Motions were debated in Parliament throughout the 1870s, but they were defeated on the arguments that women were less able than men, that their natural sphere was in the home, that they were unable to fight for their country, or that they simply did not want the vote.
This later was at least partially true, and supported by some women: Florence Nightingale declared in 1867 that she had ‘never felt the want of a vote’.
What about the Suffragettes?
In 1903 the Women’s Social and Political Union was formed in Manchester by Emmeline Pankhurst and other campaigners. The WSPU, frustrated by slow progress on women’s rights, was committed to ‘deeds, not words’.
In 1905, Christabel Pankhurst and Annie Kenney repeatedly shoted over a speech by the MP Sir Edward Grey, asking ‘Will the Liberal government give votes to women?’. They assaulted police officers when asked to leave and were arrested. A series of mass processions followed: more than 250 000 women protested in Hyde Park in 1908, shocking Edwardian England.
How effective were their protests?
Most historians believe that the suffragettes were very effective in mobilising women around the campaign for votes for women. Many were arrested and treated brutally, with prisoners on hunger strike being force fed for example.
Over time their tactics became more radical: smashing shop windows and setting fire to letter boxes, libraries and even homes…. and in the most famous event of the period, Emily Davison threw herself under the kind’s horse on Derby Day, 1913 and was killed.
However, at the time, it was thought these violent and dramatic tactics were a step-backwards for their cause.

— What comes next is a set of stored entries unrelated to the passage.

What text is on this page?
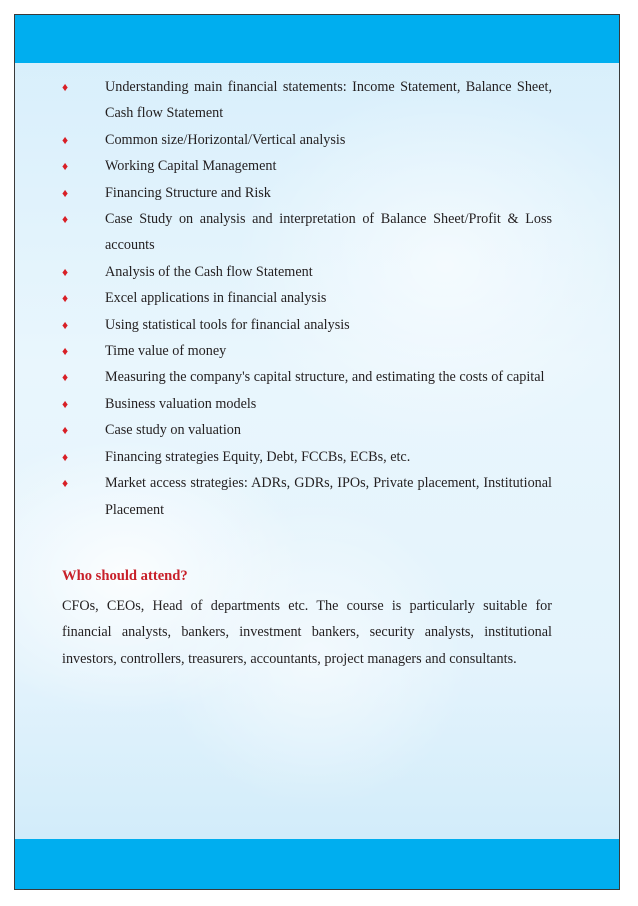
♦	Understanding main financial statements: Income Statement, Balance Sheet, Cash flow Statement
♦	Common size/Horizontal/Vertical analysis
♦	Working Capital Management
♦	Financing Structure and Risk
♦	Case Study on analysis and interpretation of Balance Sheet/Profit & Loss accounts
♦	Analysis of the Cash flow Statement
♦	Excel applications in financial analysis
♦	Using statistical tools for financial analysis
♦	Time value of money
♦	Measuring the company's capital structure, and estimating the costs of capital
♦	Business valuation models
♦	Case study on valuation
♦	Financing strategies Equity, Debt, FCCBs, ECBs, etc.
♦	Market access strategies: ADRs, GDRs, IPOs, Private placement, Institutional Placement
Who should attend?
CFOs, CEOs, Head of departments etc. The course is particularly suitable for financial analysts, bankers, investment bankers, security analysts, institutional investors, controllers, treasurers, accountants, project managers and consultants.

The First World War and Vote Reform
It was the First World War which finally brought the vote for women. The sacrifices of the war bolstered support for expanding the suffrage to women. The war saw more than a million women employed outside of the home – in munitions factories and engineering works for example, and the vote had traditionally been based on occupational status.
In 1918, The Representation of the People Act was passed be an enormous majority which gave women over 30 who were householders or married to one, or university graduates, the right to vote. However, the act also extended the vote to nearly all men over the age of 21.
It was not, however, until 1928, with the Equal Franchise Act, that men and women had equal voting rights.